Il faillit presque ajouter : « fallait pas ? », tant les humbles s'estiment en perpétuel état de culpabilisation.

— Personne d'autre ne s'y trouvait ?

— Si : les infirmiers.

— Naturellement ; mais excepté eux… et vous ?

— Personne.

Je lui montre la minuscule seringue dans la pochette de plastique.

— Quelqu'un a jeté cet objet ; ça ne vous dit rien ?

— Non. C'est une piqûre ? s'informe-t-il gauchement.

— Exact. Vous la voyez pour la première fois ?

Il acquiesce, l'air profondément surpris.

— Pourquoi ? se risque-t-il à demander.

Je me tais.
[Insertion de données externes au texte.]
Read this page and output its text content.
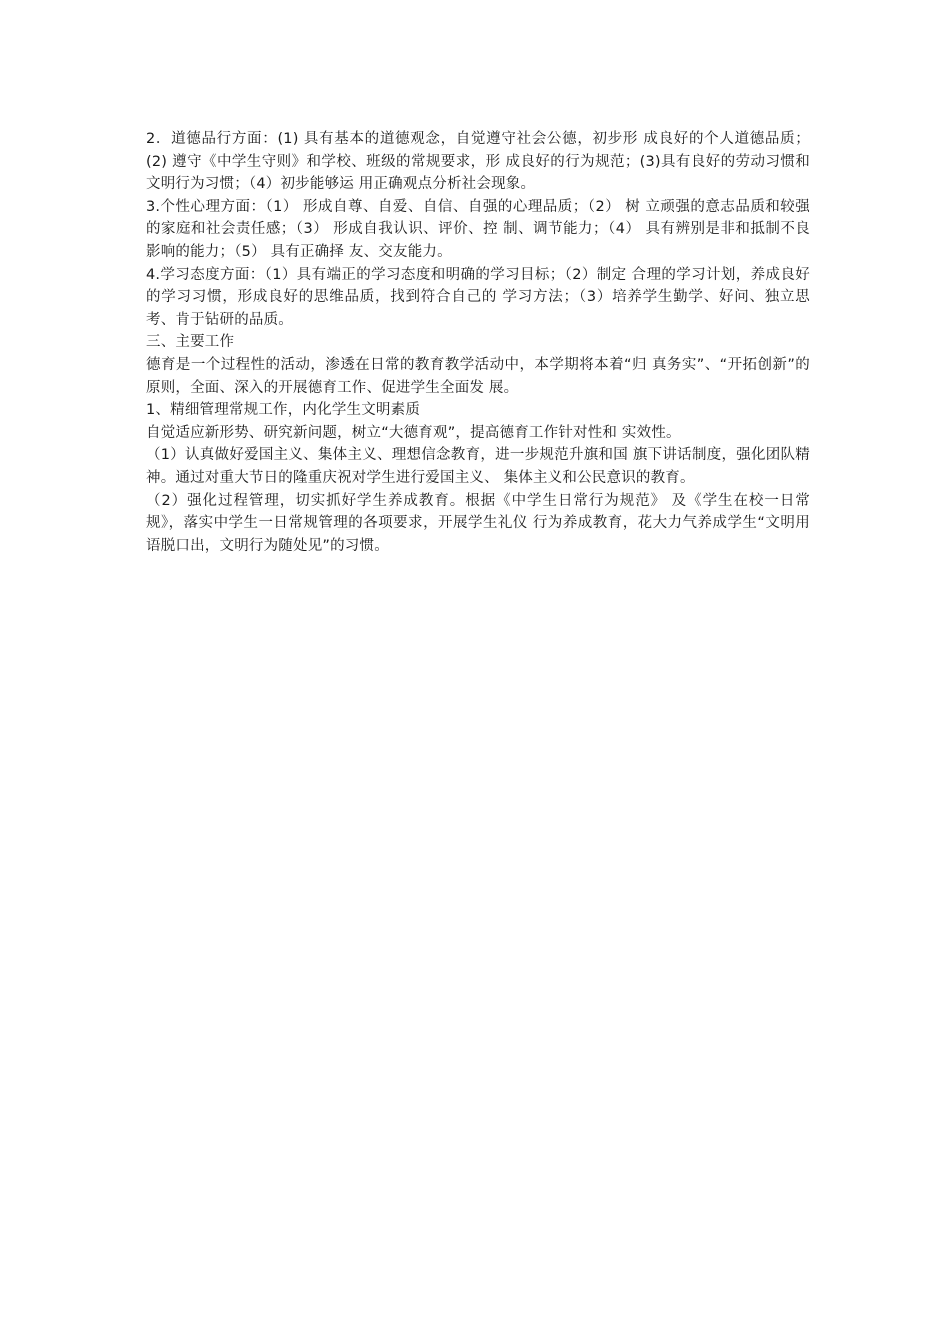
2．道德品行方面：(1) 具有基本的道德观念，自觉遵守社会公德，初步形 成良好的个人道德品质；(2) 遵守《中学生守则》和学校、班级的常规要求，形 成良好的行为规范；(3)具有良好的劳动习惯和文明行为习惯；（4）初步能够运 用正确观点分析社会现象。

3.个性心理方面：（1） 形成自尊、自爱、自信、自强的心理品质；（2） 树 立顽强的意志品质和较强的家庭和社会责任感；（3） 形成自我认识、评价、控 制、调节能力；（4） 具有辨别是非和抵制不良影响的能力；（5） 具有正确择 友、交友能力。

4.学习态度方面：（1）具有端正的学习态度和明确的学习目标；（2）制定 合理的学习计划，养成良好的学习习惯，形成良好的思维品质，找到符合自己的 学习方法；（3）培养学生勤学、好问、独立思考、肯于钻研的品质。

三、主要工作

德育是一个过程性的活动，渗透在日常的教育教学活动中，本学期将本着“归 真务实”、“开拓创新”的原则，全面、深入的开展德育工作、促进学生全面发 展。

1、精细管理常规工作，内化学生文明素质

自觉适应新形势、研究新问题，树立“大德育观”，提高德育工作针对性和 实效性。

（1）认真做好爱国主义、集体主义、理想信念教育，进一步规范升旗和国 旗下讲话制度，强化团队精神。通过对重大节日的隆重庆祝对学生进行爱国主义、 集体主义和公民意识的教育。

（2）强化过程管理，切实抓好学生养成教育。根据《中学生日常行为规范》 及《学生在校一日常规》，落实中学生一日常规管理的各项要求，开展学生礼仪 行为养成教育，花大力气养成学生“文明用语脱口出，文明行为随处见”的习惯。
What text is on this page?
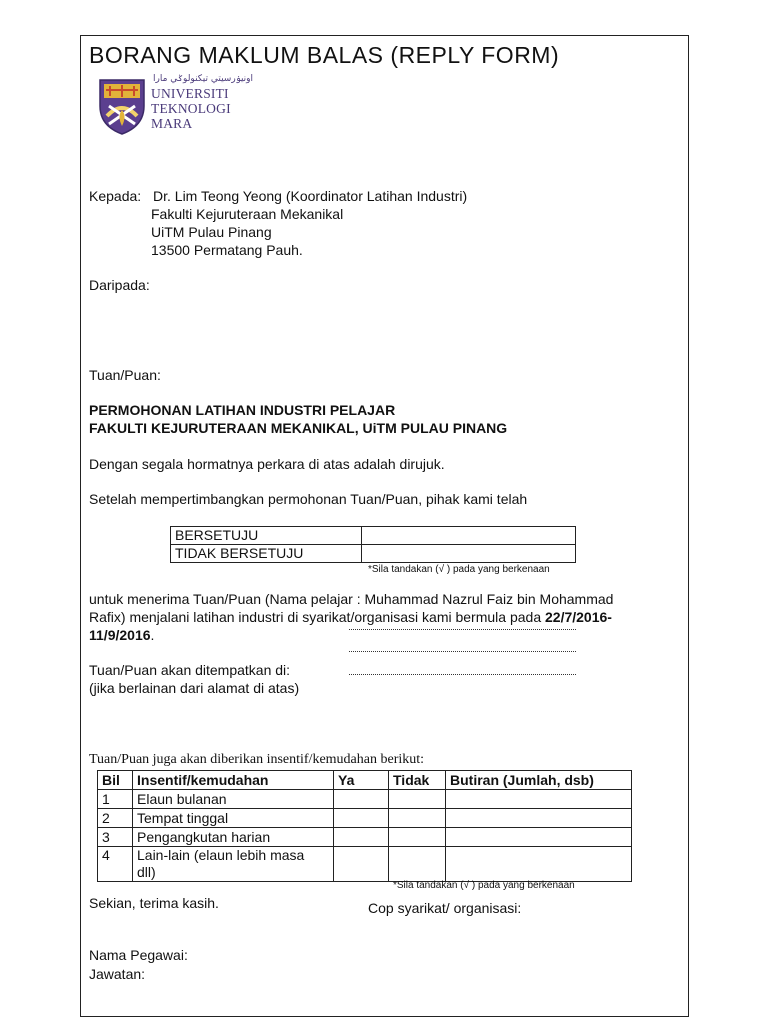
BORANG MAKLUM BALAS (REPLY FORM)
اونيۏرسيتي تيكنولوݢي مارا
UNIVERSITI
TEKNOLOGI
MARA
Kepada: Dr. Lim Teong Yeong (Koordinator Latihan Industri)
Fakulti Kejuruteraan Mekanikal
UiTM Pulau Pinang
13500 Permatang Pauh.
Daripada:
Tuan/Puan:
PERMOHONAN LATIHAN INDUSTRI PELAJAR
FAKULTI KEJURUTERAAN MEKANIKAL, UiTM PULAU PINANG
Dengan segala hormatnya perkara di atas adalah dirujuk.
Setelah mempertimbangkan permohonan Tuan/Puan, pihak kami telah
BERSETUJU	
TIDAK BERSETUJU	
*Sila tandakan (√ ) pada yang berkenaan
untuk menerima Tuan/Puan (Nama pelajar : Muhammad Nazrul Faiz bin Mohammad
Rafix) menjalani latihan industri di syarikat/organisasi kami bermula pada 22/7/2016-
11/9/2016.
Tuan/Puan akan ditempatkan di:
(jika berlainan dari alamat di atas)
Tuan/Puan juga akan diberikan insentif/kemudahan berikut:
Bil	Insentif/kemudahan	Ya	Tidak	Butiran (Jumlah, dsb)
1	Elaun bulanan			
2	Tempat tinggal			
3	Pengangkutan harian			
4	Lain-lain (elaun lebih masa
dll)			

*Sila tandakan (√ ) pada yang berkenaan
Sekian, terima kasih.	Cop syarikat/ organisasi:
Nama Pegawai:
Jawatan:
Tous les perdreaux de l'univers détestent répondre à des questions, car interroger appartient à leurs prérogatives.

Et puis, il émet une proposition dictée par la proverbiale hospitalité arabe :

— Vous voulez manger avec nous ?

Mon regard va au plat en cours de consommation. Pauvret mais appétissant. J'aime la tortore des modestes, souvent plus ingénieuse que celle des tables étoilées.

— Je ne voudrais pas vous déranger.

Il se récrie, bonnit des trucs à sa gravosse dans la langue de Mahomet. Docile, elle va quérir une assiette de sa jaffe, une cuiller, et les dépose devant moi sans m'avoir salué. Ça sent à la fois bon et bizarre, comme si la vioque avait filé de l'huile de ricin dans le potage.

Je bouffe.

Déconcertant, mais pas mauvais. Si ça se trouve, ce repas impromptu va me provoquer le même effet que ceux de Ramadé ! Le goût africain, faut s'y faire, y habituer doucettement ses intestins chichiteux.

Je marque un temps.

La mère El Djam en profite pour placer un rot décoiffant, sans la moindre gêne, comme il est d'usage dans son pays ensoleillé.